From 1988 UN-NGLS was administered by the Secretariat of the UN Conference on Trade and Development (UNCTAD) in Geneva.

Since 2017, UN-NGLS is part of the Civil Society Unit in the United Nations Department of Global Communications.

UN-NGLS is not allowed to fund NGOs.

== History of UN-NGO relations ==

Non-governmental organizations (NGOs) have been active in the United Nations (UN) since its founding. They interact with the UN Secretariat, programmes, funds and agencies and they consult with the Member States. Since its creation, the UN has committed itself to ensure that NGOs have a role to play in the work of the organization.

The UN Charter Article 71 states:

"The Economic and Social Council may make suitable arrangements for consultation with non-governmental organizations which are concerned with matters within its competence. Such arrangements may be made with international organizations and, where appropriate, with national organizations after consultation with the Member of the United Nations concerned."

Since 1945, the engagement of NGOs in the work of the UN has considerably evolved. The 1970s and 1980s witnessed a significant increase in their participation in the activities of the organization. In this period, there was a recognition of their ability to shape the global agenda as well as of their important role as operational actors. However, NGOs involved were mostly Western-based international NGOs and, with a few exceptions, their relations with the UN remained of a formal nature.

UN-NGOs relationships changed significantly in the 1990s, both quantitatively and qualitatively. The involvement of NGOs in the UN-organized world conferences, in particular, marked a turning point. Tony Hill, former head of Office in Geneva, described a "second generation" of UN-NGOs relations.

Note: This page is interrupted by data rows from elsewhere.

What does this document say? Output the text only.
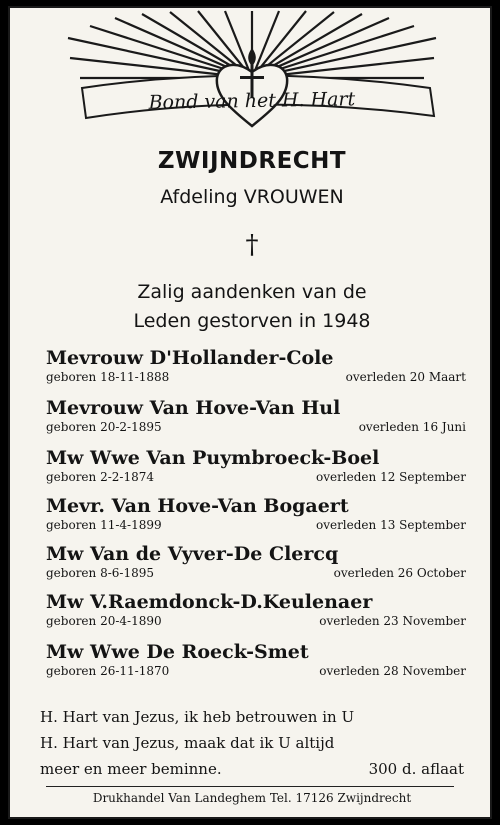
Bond van het H. Hart
ZWIJNDRECHT
Afdeling VROUWEN
†
Zalig aandenken van de
Leden gestorven in 1948
Mevrouw D'Hollander-Cole
geboren 18-11-1888	overleden 20 Maart
Mevrouw Van Hove-Van Hul
geboren 20-2-1895	overleden 16 Juni
Mw Wwe Van Puymbroeck-Boel
geboren 2-2-1874	overleden 12 September
Mevr. Van Hove-Van Bogaert
geboren 11-4-1899	overleden 13 September
Mw Van de Vyver-De Clercq
geboren 8-6-1895	overleden 26 October
Mw V.Raemdonck-D.Keulenaer
geboren 20-4-1890	overleden 23 November
Mw Wwe De Roeck-Smet
geboren 26-11-1870	overleden 28 November
H. Hart van Jezus, ik heb betrouwen in U
H. Hart van Jezus, maak dat ik U altijd
meer en meer beminne.	300 d. aflaat
Drukhandel Van Landeghem Tel. 17126 Zwijndrecht
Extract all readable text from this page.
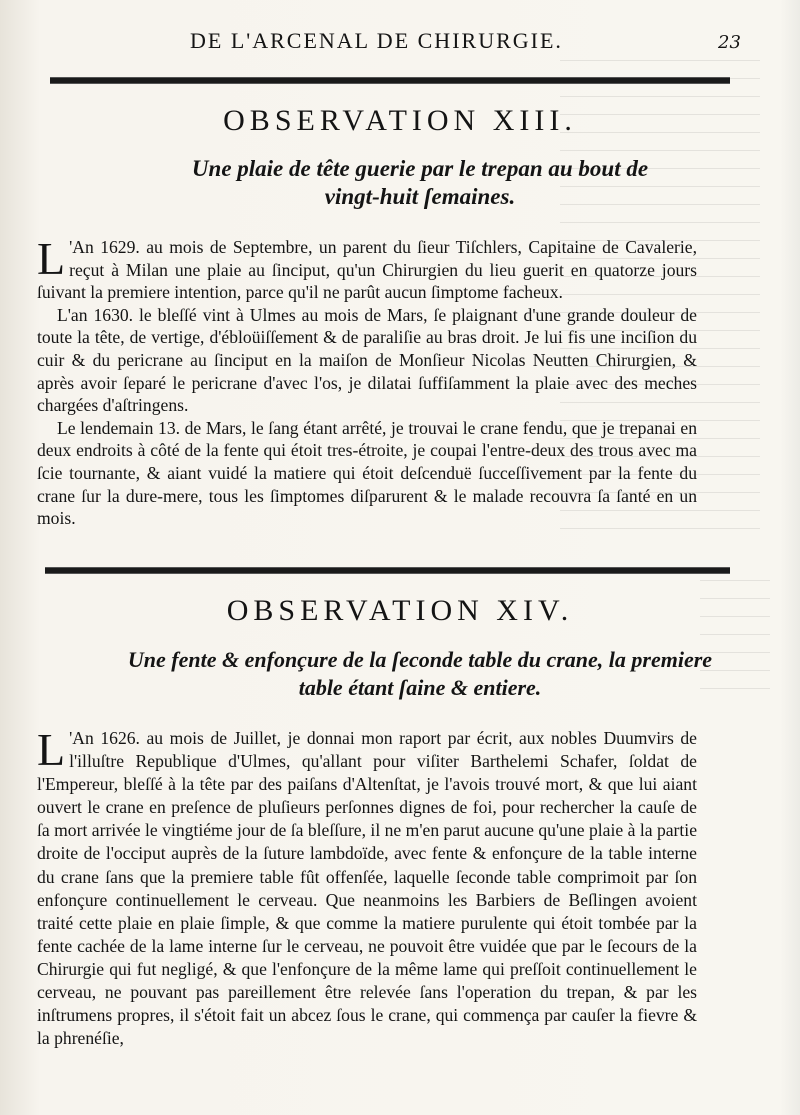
DE L'ARCENAL DE CHIRURGIE.	23
OBSERVATION XIII.
Une plaie de tête guerie par le trepan au bout de
vingt-huit ſemaines.

L 'An 1629. au mois de Septembre, un parent du ſieur Tiſchlers, Capitaine de Cavalerie, reçut à Milan une plaie au ſinciput, qu'un Chirurgien du lieu guerit en quatorze jours ſuivant la premiere intention, parce qu'il ne parût aucun ſimptome facheux.

L'an 1630. le bleſſé vint à Ulmes au mois de Mars, ſe plaignant d'une grande douleur de toute la tête, de vertige, d'ébloüiſſement & de paraliſie au bras droit. Je lui fis une inciſion du cuir & du pericrane au ſinciput en la maiſon de Monſieur Nicolas Neutten Chirurgien, & après avoir ſeparé le pericrane d'avec l'os, je dilatai ſuffiſamment la plaie avec des meches chargées d'aſtringens.

Le lendemain 13. de Mars, le ſang étant arrêté, je trouvai le crane fendu, que je trepanai en deux endroits à côté de la fente qui étoit tres-étroite, je coupai l'entre-deux des trous avec ma ſcie tournante, & aiant vuidé la matiere qui étoit deſcenduë ſucceſſivement par la fente du crane ſur la dure-mere, tous les ſimptomes diſparurent & le malade recouvra ſa ſanté en un mois.

OBSERVATION XIV.
Une fente & enfonçure de la ſeconde table du crane, la premiere
table étant ſaine & entiere.

L 'An 1626. au mois de Juillet, je donnai mon raport par écrit, aux nobles Duumvirs de l'illuſtre Republique d'Ulmes, qu'allant pour viſiter Barthelemi Schafer, ſoldat de l'Empereur, bleſſé à la tête par des paiſans d'Altenſtat, je l'avois trouvé mort, & que lui aiant ouvert le crane en preſence de pluſieurs perſonnes dignes de foi, pour rechercher la cauſe de ſa mort arrivée le vingtiéme jour de ſa bleſſure, il ne m'en parut aucune qu'une plaie à la partie droite de l'occiput auprès de la ſuture lambdoïde, avec fente & enfonçure de la table interne du crane ſans que la premiere table fût offenſée, laquelle ſeconde table comprimoit par ſon enfonçure continuellement le cerveau. Que neanmoins les Barbiers de Beſlingen avoient traité cette plaie en plaie ſimple, & que comme la matiere purulente qui étoit tombée par la fente cachée de la lame interne ſur le cerveau, ne pouvoit être vuidée que par le ſecours de la Chirurgie qui fut negligé, & que l'enfonçure de la même lame qui preſſoit continuellement le cerveau, ne pouvant pas pareillement être relevée ſans l'operation du trepan, & par les inſtrumens propres, il s'étoit fait un abcez ſous le crane, qui commença par cauſer la fievre & la phrenéſie,
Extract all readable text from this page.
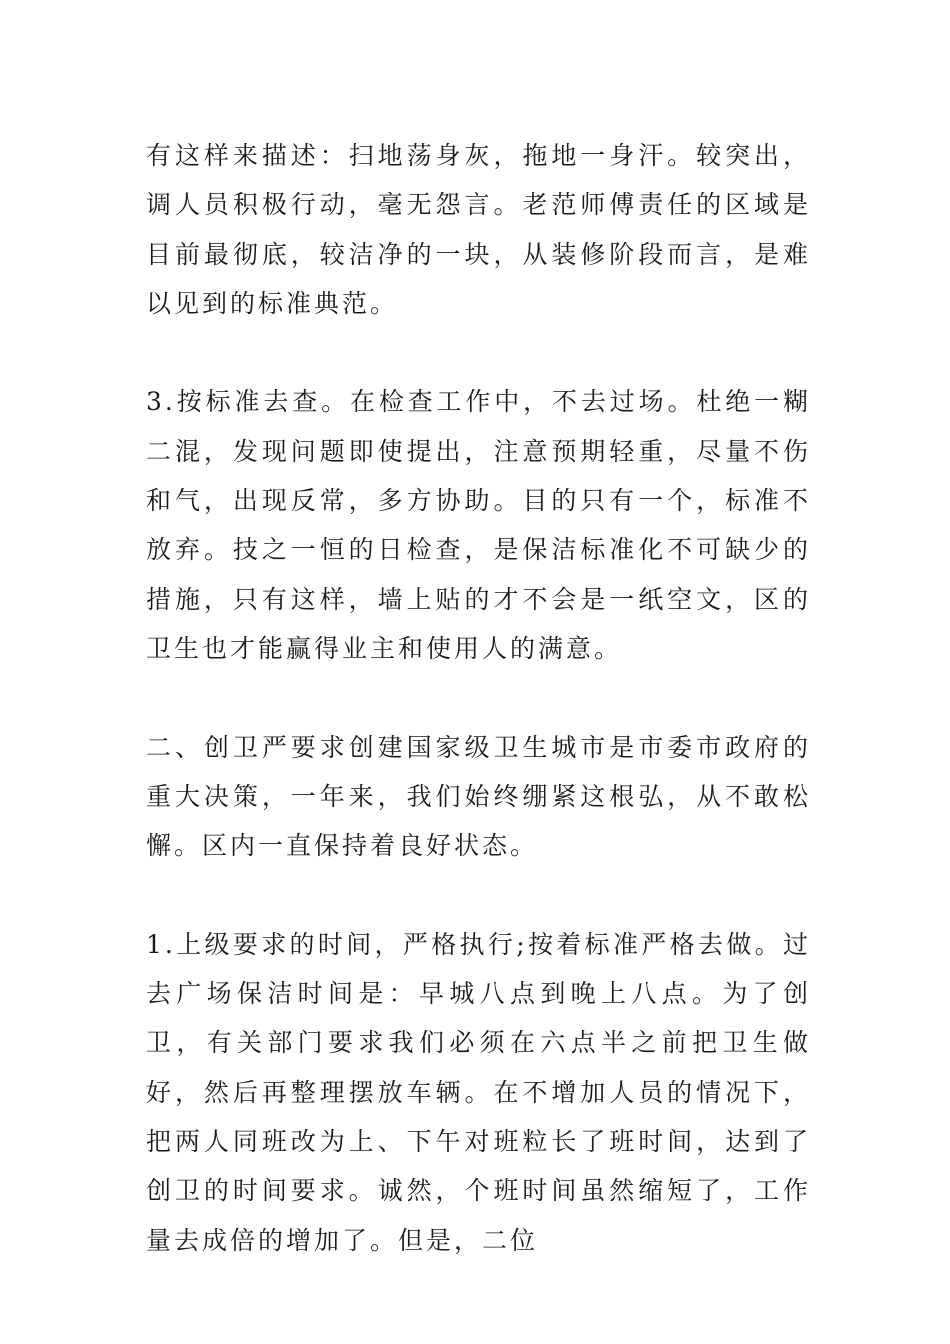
有这样来描述：扫地荡身灰，拖地一身汗。较突出，调人员积极行动，毫无怨言。老范师傅责任的区域是目前最彻底，较洁净的一块，从装修阶段而言，是难以见到的标准典范。

3.按标准去查。在检查工作中，不去过场。杜绝一糊二混，发现问题即使提出，注意预期轻重，尽量不伤和气，出现反常，多方协助。目的只有一个，标准不放弃。技之一恒的日检查，是保洁标准化不可缺少的措施，只有这样，墙上贴的才不会是一纸空文，区的卫生也才能赢得业主和使用人的满意。

二、创卫严要求创建国家级卫生城市是市委市政府的重大决策，一年来，我们始终绷紧这根弘，从不敢松懈。区内一直保持着良好状态。

1.上级要求的时间，严格执行;按着标准严格去做。过去广场保洁时间是：早城八点到晚上八点。为了创卫，有关部门要求我们必须在六点半之前把卫生做好，然后再整理摆放车辆。在不增加人员的情况下，把两人同班改为上、下午对班粒长了班时间，达到了创卫的时间要求。诚然，个班时间虽然缩短了，工作量去成倍的增加了。但是，二位
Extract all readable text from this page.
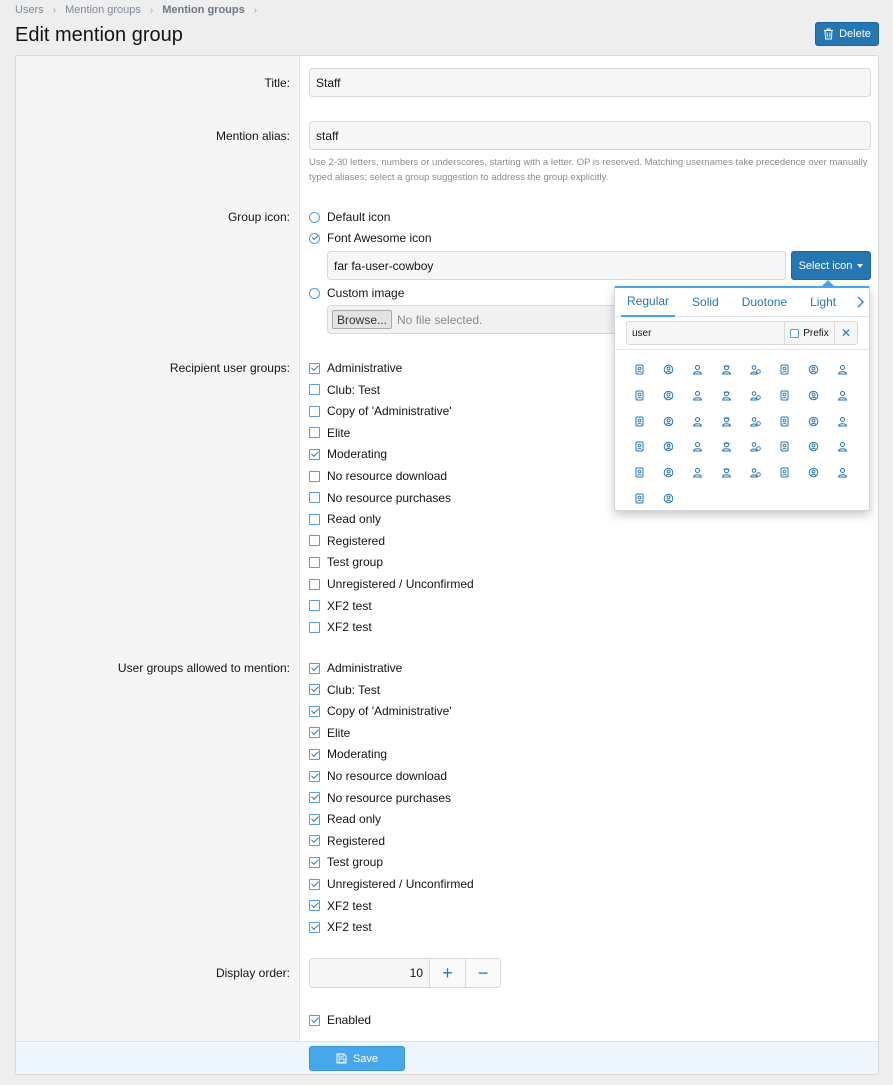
Users › Mention groups › Mention groups ›
Edit mention group	Delete
Title:	Staff
Mention alias:	staff
Use 2-30 letters, numbers or underscores, starting with a letter. OP is reserved. Matching usernames take precedence over manually typed aliases; select a group suggestion to address the group explicitly.
Group icon:	Default icon
Font Awesome icon
far fa-user-cowboy	Select icon
Custom image
Browse... No file selected.
Recipient user groups:	Administrative
Club: Test
Copy of 'Administrative'
Elite
Moderating
No resource download
No resource purchases
Read only
Registered
Test group
Unregistered / Unconfirmed
XF2 test
XF2 test
User groups allowed to mention:	Administrative
Club: Test
Copy of 'Administrative'
Elite
Moderating
No resource download
No resource purchases
Read only
Registered
Test group
Unregistered / Unconfirmed
XF2 test
XF2 test
Display order:	10	+	−
Enabled
Save
Regular	Solid	Duotone	Light
user	Prefix	✕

This generation "is marked by the much larger scale of the NGO presence across the UN system, the more diverse institutional character of the organizations involved, now including national, regional and international NGOs, networks, coalitions and alliances, and the greater diversity of the issues that NGOs seek to address at the UN. Above all, the second generation of UN-NGOs relations are essentially political and reflect the motivation of NGOs to engage with the UN as part of the institutional architecture of global governance."
One institutional response of the UN to these changes was to review the consultative status with the ECOSOC. Resolution 1296 of 1968 was replaced by resolution 1996/31 adopted in 1996, which allows, among other things, subregional, regional, and national NGOs to be accredited. Before, only international NGOs could apply for consultative status.

Since then, the necessity to strengthen relations between the UN and civil society has been emphasized in various documents, in particular in the United Nations Millennium Declaration of September 2000. The commitment of Member States to give greater opportunities to NGOs has been reaffirmed in the 2005 World Summit Outcome Document (para 172–174).

This was again reaffirmed during the 2012 Rio+20 outcome document called "The Future we Want".

== Other UN engagements with NGOs ==

Several UN agencies have dedicated NGO Focal Points and UN-NGO relations are conducted on a broad range of issues.

According to the UN, NGOs and other civil society organizations (CSOs) are system partners and valuable UN links to civil society. CSOs play a key role at major United Nations Conferences and are indispensable partners for UN efforts at the country level. NGOs are consulted on UN policy and programme matters. The UN organizes and hosts, on a regular basis, briefings, meetings and conferences for NGO representatives who are accredited to UN offices, programmes and agencies.

The Civil Society Unity of the Department of Global Communications oversees partnerships with associated NGOs and provides a wide range of information services to them.

The UN Democracy Fund (UNDEF), which is supported by 36 Member States, is funding projects that strengthen the voice of civil society in democratic processes around the world. The large majority of UNDEF funds go to local civil society organizations—both in the transition and consolidation phases of democratization.

The Department of Economic and Social Affairs (DESA) NGO Branch is the Secretariat for the process for non-governmental organizations to apply for consultative status with ECOSOC.